As a matter of fact, yes. Already long junior golds, bought calls on GDX, GDXJ, WFC and CREE this morning. WFC and CREE are just hedges against the longer-dated puts I'll be adding when they get back up toward their 50 and 20 day averages. I don't think this market's quite ready to rollover completely, getting there, though.
+1
even if ecri is better than ism they are both flawed in that they fail to recognize that the heavy hitters on the sp500 derive so much economic activity overseas....so while the indices may work well for sp500 predictions they do not work well for the economic forecasts....there is a rapidly widening cleavage between the sp500 and the usa economy....that is what globalism is all about charlie brown.
Can't speak for others but I sure am glad this morning's big ass gaps filled.
Short term bottom is in.
Agreed, and if the ECB cuts rates tomorrow, then Timmy can discuss other options with his European counterparts when he meets them tomorrow.
Although it always concerns me when we close right at support. I'm looking forward to another episode of Fantasy Futures tonight.

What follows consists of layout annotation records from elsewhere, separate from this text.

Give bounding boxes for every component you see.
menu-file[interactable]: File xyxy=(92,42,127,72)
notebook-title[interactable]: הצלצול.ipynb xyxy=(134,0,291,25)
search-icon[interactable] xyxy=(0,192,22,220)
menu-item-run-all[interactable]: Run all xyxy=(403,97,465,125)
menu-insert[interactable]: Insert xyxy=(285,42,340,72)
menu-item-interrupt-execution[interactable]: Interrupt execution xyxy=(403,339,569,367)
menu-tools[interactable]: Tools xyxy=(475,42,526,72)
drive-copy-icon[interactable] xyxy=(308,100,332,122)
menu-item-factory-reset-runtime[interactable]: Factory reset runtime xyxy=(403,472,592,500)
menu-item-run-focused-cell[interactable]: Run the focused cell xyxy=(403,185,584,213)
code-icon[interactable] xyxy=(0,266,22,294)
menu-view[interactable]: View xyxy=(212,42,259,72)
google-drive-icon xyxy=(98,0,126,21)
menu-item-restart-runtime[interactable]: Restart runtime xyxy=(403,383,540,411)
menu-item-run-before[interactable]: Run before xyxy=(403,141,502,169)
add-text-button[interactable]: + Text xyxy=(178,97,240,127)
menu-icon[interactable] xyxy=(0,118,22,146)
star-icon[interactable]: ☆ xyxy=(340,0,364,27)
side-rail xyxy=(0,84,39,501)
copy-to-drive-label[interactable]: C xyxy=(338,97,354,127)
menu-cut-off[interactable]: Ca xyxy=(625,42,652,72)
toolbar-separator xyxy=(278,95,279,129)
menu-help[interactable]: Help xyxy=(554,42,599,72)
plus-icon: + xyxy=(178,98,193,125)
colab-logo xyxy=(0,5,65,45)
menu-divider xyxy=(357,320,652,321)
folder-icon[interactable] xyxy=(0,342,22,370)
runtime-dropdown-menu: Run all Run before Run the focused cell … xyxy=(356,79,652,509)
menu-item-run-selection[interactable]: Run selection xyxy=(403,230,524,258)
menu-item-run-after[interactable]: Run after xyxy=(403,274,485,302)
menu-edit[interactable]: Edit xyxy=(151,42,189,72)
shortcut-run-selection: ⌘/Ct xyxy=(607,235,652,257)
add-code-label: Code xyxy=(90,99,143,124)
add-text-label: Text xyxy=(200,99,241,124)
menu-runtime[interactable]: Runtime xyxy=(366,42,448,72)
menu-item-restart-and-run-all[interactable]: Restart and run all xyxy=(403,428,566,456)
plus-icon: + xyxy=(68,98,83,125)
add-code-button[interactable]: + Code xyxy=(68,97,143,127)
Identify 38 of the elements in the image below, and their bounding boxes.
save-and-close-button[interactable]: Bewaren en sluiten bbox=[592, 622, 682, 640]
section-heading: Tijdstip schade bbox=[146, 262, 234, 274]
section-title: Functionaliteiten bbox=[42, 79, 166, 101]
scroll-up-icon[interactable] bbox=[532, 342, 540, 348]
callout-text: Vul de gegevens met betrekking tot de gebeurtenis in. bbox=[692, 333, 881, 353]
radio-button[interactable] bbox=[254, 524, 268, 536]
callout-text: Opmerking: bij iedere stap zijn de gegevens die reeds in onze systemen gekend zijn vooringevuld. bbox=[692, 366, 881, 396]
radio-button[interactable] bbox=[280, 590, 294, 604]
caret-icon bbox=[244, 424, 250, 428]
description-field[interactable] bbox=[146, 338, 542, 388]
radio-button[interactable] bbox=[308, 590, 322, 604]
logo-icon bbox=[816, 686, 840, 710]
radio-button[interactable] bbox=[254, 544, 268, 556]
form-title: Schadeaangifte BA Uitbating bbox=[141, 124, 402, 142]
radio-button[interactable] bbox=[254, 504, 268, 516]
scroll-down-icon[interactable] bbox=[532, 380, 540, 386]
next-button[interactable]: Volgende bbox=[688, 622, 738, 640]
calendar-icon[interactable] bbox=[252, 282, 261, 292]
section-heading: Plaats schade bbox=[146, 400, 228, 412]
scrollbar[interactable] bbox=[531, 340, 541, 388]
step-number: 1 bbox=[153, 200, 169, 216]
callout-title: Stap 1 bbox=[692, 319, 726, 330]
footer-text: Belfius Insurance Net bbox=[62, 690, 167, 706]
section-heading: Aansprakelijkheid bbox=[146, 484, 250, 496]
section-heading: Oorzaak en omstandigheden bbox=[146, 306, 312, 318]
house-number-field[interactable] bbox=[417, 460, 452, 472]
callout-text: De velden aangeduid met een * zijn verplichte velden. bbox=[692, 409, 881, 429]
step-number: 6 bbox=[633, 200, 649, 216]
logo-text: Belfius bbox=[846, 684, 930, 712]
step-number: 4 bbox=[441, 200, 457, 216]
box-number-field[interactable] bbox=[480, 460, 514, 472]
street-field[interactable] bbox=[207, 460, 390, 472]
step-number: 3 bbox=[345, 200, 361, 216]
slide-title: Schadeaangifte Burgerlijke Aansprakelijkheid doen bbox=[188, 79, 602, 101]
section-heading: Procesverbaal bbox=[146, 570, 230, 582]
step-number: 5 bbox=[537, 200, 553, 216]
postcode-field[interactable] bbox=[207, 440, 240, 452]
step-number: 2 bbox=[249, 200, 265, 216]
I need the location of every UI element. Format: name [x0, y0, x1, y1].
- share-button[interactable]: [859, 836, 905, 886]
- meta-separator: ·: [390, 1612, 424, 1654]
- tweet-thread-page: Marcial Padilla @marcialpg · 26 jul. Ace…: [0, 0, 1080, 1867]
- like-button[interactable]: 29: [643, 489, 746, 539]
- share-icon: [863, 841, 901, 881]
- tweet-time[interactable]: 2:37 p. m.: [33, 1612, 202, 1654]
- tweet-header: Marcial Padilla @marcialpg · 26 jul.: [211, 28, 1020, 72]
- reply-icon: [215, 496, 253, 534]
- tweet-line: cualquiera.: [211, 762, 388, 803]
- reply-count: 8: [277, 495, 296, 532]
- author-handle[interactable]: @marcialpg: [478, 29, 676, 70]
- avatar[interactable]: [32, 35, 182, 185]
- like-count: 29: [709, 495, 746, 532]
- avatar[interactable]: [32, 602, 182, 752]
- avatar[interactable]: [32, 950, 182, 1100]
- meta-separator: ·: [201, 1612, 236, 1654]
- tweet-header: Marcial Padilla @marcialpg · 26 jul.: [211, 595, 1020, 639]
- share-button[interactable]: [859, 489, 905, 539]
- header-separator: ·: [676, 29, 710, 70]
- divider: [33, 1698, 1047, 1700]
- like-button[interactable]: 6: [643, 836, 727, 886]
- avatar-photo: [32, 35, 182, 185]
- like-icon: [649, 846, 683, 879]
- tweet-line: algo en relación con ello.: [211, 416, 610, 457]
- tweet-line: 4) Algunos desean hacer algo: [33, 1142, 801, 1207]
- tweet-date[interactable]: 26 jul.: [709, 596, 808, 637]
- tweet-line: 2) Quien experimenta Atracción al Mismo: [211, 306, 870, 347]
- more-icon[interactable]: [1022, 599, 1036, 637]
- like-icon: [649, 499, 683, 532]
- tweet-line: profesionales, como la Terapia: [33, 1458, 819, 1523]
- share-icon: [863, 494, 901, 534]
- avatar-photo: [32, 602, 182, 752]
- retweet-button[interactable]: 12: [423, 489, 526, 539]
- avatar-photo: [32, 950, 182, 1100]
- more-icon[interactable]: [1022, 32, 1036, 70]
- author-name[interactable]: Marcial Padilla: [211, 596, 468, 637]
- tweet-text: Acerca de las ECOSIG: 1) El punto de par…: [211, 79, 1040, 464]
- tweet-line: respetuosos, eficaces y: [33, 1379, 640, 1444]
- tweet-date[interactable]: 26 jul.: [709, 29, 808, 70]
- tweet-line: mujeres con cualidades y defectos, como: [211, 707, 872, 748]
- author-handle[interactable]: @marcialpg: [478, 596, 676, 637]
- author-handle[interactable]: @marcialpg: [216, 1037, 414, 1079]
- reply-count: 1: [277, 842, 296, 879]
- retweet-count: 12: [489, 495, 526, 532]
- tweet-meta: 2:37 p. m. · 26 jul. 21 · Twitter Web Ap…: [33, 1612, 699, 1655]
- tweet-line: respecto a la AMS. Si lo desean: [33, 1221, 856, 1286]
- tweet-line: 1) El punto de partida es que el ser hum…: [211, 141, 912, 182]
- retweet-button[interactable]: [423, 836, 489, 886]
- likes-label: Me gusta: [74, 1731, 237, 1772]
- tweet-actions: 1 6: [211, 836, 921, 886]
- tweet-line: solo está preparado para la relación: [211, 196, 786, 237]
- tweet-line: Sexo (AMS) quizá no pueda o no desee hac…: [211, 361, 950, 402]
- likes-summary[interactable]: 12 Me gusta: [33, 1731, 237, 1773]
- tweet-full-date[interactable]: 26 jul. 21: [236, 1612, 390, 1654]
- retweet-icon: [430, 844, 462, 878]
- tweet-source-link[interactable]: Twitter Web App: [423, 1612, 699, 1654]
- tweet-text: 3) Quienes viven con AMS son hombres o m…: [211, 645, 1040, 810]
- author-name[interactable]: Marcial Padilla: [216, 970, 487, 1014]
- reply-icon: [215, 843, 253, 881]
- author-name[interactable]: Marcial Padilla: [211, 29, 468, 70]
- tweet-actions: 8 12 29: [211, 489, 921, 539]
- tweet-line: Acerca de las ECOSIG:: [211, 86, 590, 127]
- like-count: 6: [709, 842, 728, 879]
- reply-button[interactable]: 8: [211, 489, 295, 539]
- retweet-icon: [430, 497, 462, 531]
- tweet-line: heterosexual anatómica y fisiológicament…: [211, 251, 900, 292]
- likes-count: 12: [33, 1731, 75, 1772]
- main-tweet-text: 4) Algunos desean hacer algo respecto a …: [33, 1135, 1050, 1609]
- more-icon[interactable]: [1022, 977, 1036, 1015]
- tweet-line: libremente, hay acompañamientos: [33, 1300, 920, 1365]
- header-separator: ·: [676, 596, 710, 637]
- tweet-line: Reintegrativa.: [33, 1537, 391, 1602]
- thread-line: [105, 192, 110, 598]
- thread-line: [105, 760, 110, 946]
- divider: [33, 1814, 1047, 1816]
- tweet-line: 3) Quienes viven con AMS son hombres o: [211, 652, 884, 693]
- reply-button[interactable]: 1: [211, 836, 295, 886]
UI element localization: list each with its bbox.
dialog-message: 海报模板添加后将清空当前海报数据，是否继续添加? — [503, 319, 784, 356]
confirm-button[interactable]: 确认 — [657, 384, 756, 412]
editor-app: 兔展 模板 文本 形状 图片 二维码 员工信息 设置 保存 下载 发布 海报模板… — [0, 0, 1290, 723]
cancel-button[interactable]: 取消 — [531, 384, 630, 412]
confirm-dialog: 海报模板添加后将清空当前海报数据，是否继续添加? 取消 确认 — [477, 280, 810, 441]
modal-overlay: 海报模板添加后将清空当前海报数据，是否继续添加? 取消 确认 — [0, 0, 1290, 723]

De plane, boss, de plane.
I would have liked to see the A/D line go positive, from neagtive 3-1 to positive 2-1, oh well.
Both ECRI and Conference Board include stock prices as a component of their leading economic indices, so there's risk of a circular reference...
does ECRI use oil spills data in their measurements?
ECRI's long leading indexes do not include equity prices.
Rosie, obviously you are a new subscriber to Lakshman's excellent service.
My guess is that as long as the Fed keeps interest rates low, the odds favor that all the money being printed up will prop the stock market higher. So buying the corrections is the long term response under that condition. However I favor sectors emphasing real assets.